June Fiction: "Child From the Stars" by Jessica Wang

“In China, autistic children are called ‘children from the stars.’"
June 25, 2018

Image by Jeremiah via Flickr Creative Commons

The Chinese congregation repeated in their heads the mantra their parents had taught them when they were younger: don’t stare. I thought it was rude for them to pretend that they weren’t looking through the corners of their eyes because I could see that everyone was. Before my mother could stop me, I turned my body in the pew and saw her.

She walked in late, her frizzy black hair tied up in two pigtails that pointed upwards like antennas. An older woman guided her with her hand clamped around the girl’s elbow. The girl gripped one hand over her ear and rapidly slapped it with her palm as if she were trying to knock the water out of her head after swimming. I cringed at the sound of skin slapping against skin and the warbling of her voice as she laughed. It reminded me of seagulls at the beach and their cries when they accidentally flew too far away from their flock.
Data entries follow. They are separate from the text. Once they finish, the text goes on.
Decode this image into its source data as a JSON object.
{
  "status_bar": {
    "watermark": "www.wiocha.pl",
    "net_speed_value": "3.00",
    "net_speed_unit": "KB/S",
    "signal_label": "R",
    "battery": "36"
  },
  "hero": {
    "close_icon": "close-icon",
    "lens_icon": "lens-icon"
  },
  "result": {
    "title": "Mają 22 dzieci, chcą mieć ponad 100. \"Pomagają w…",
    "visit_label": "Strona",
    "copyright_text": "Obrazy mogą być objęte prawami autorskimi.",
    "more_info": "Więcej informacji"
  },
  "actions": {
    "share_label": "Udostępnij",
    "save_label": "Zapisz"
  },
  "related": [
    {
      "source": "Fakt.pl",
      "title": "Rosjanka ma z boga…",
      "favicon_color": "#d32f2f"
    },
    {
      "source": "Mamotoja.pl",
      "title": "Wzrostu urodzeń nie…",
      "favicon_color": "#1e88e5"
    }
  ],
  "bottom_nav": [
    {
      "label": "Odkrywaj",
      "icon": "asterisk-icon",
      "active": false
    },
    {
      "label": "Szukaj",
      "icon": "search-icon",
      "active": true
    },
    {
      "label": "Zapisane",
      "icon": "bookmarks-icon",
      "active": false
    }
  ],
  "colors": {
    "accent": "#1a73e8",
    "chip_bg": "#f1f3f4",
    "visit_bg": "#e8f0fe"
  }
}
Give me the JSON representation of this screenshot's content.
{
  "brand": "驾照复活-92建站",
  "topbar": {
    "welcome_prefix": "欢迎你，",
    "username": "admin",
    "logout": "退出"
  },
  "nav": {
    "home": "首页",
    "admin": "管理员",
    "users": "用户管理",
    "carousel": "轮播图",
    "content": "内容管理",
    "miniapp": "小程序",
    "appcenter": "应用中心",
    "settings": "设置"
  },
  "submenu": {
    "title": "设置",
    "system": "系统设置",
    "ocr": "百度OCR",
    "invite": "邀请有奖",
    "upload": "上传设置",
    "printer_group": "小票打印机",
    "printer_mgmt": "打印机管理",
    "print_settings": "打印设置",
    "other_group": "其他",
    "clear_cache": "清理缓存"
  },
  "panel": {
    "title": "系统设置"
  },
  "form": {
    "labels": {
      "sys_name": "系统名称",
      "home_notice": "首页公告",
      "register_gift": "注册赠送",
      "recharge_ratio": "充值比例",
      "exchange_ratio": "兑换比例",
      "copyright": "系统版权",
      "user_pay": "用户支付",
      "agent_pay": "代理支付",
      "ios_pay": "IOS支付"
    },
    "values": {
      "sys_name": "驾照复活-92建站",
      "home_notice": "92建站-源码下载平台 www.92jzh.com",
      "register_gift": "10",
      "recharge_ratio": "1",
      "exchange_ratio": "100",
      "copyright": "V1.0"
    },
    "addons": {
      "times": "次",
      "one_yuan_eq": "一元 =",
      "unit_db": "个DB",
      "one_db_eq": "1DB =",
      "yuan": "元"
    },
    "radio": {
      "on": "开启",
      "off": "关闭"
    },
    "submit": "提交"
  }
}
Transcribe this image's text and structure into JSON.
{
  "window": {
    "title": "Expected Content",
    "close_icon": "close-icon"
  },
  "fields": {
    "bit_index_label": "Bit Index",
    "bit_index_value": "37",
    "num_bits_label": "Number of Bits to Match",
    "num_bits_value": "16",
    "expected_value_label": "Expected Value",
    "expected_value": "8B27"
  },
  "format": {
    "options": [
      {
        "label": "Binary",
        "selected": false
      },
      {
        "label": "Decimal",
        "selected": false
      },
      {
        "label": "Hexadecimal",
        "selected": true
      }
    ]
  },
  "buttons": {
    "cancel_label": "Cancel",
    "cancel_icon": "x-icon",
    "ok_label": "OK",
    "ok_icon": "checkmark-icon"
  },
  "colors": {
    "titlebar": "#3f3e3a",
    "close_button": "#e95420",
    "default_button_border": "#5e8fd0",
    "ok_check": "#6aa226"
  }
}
My mother told me later that the girl’s name was Cherry. She had just moved here from China with her mother. She was going to be a new eighth grader at my middle school in September. I was in seventh grade. I imagined Cherry standing in the blue halls of my school, following me with her mouth gaped open and globs of spit dribbling on my shoulder as she breathed. I imagined she’d watch my every move like a rat.

 

During my first week of school, I heard a squeak over the loudspeaker as a woman monotonously called me to the school office. As I waited, I noticed the news story on the old, squared TV sitting in the corner. “BOY THROWN IN DRYER AT FOSTER HOME.” The news showed a clip of the dryer, the sound of banging in the background.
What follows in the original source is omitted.